The Meghalaya High Court has been the vanguard of civil rights. From rapping the State Government on the knuckles for illegal mining and transportation of coal to pulling up the National Highways Authority of India (NHAI) for the decrepit road condition from East Jaintia Hills to Silchar in Assam and beyond to Mizoram. The High Court has called out the State Government for ignoring its directives vis a vis the construction of eateries adjoining the Umiam River. Judging by the cases of public interest coming before the High Court it would appear that there is no oversight institution to decide on the validity of the clearances given to individuals that seek environmental clearances for their construction projects.
The State Environment and Forest Department and the Meghalaya Pollution Control Board have both been found wanting in the discharge of their duties. The former does not seem overly concerned about either the Environment or the Forest or even the ecological destruction caused by relentless sand mining from every river worth its name. Indeed, the long term impacts of such actions appear to be of no concern to the Department which is intended to safeguard our environment before more drastic climate changes overwhelm this State and its people.

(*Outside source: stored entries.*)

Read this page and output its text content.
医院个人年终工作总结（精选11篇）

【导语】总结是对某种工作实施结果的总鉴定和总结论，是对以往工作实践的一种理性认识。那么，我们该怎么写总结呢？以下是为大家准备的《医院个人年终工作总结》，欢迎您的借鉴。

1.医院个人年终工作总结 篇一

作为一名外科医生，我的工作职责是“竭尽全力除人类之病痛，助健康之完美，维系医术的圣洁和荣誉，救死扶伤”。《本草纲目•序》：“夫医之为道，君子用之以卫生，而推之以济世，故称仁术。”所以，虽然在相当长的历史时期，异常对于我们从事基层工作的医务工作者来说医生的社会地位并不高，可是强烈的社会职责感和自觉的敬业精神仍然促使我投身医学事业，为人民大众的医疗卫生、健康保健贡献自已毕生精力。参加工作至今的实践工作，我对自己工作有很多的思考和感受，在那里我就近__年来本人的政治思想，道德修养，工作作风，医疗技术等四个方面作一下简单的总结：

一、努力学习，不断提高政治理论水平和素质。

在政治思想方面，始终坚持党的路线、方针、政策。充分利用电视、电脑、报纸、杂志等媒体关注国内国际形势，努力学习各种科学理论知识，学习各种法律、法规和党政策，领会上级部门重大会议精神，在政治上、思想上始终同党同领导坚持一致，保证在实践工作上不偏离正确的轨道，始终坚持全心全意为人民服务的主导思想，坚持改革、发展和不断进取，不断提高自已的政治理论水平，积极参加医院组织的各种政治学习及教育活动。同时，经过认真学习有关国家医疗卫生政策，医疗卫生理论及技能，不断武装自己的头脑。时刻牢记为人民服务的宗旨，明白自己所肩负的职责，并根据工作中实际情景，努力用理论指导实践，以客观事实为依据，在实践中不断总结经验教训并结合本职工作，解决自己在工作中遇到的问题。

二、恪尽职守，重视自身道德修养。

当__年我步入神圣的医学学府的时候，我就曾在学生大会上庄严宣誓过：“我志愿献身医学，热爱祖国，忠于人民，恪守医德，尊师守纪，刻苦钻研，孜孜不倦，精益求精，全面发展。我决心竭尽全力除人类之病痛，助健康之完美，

The only task of the Meghalaya State Pollution Control Board (MSPCB) would appear to be to organise public hearings before granting clearances to projects when they should instead be exercising a supervisory role. The faulty paradigm of Environmental Impact Assessment (EIA) is that consultants are engaged and paid for by the company requiring clearances. This therefore takes away the ombudsman role from the Union Ministry of Environment and Forests & Climate Change (MoEFCC). It has very little say in the matter since the EIA is tailored to pass through the State Environment Impact Assessment Authorities (SEIAAs).
The Environment Impact Assessment (EIA) Notification, 2006, is the governing legal instrument to grant green clearance for establishment or expansion of an industry on the basis of the expected environmental impact of the project. Introduced in 1994, the EIA protocol has gone through several amendments and revised in 2006. Instead of ensuring stricter implementation of the provisions, governments, over the years, have made concerted efforts to dilute the processes and norms to ease establishment and expansion of industries and to even accommodate industries that generate pollution. Records of the Union Ministry of Environment, Forest and Climate Change (MoEFCC) show that in the last five years, some 110 changes have been introduced in the 2006 EIA notification vide office memorandums. This faulty compliance module has resulted in forests being cleared with alacrity much to the detriment of the environment. The question is whether the ambit of the National Green Tribunal (NGT) has also been diluted and hence it is unable to stop rampant environmental destruction in Meghalaya. Who then is the custodian of the environment?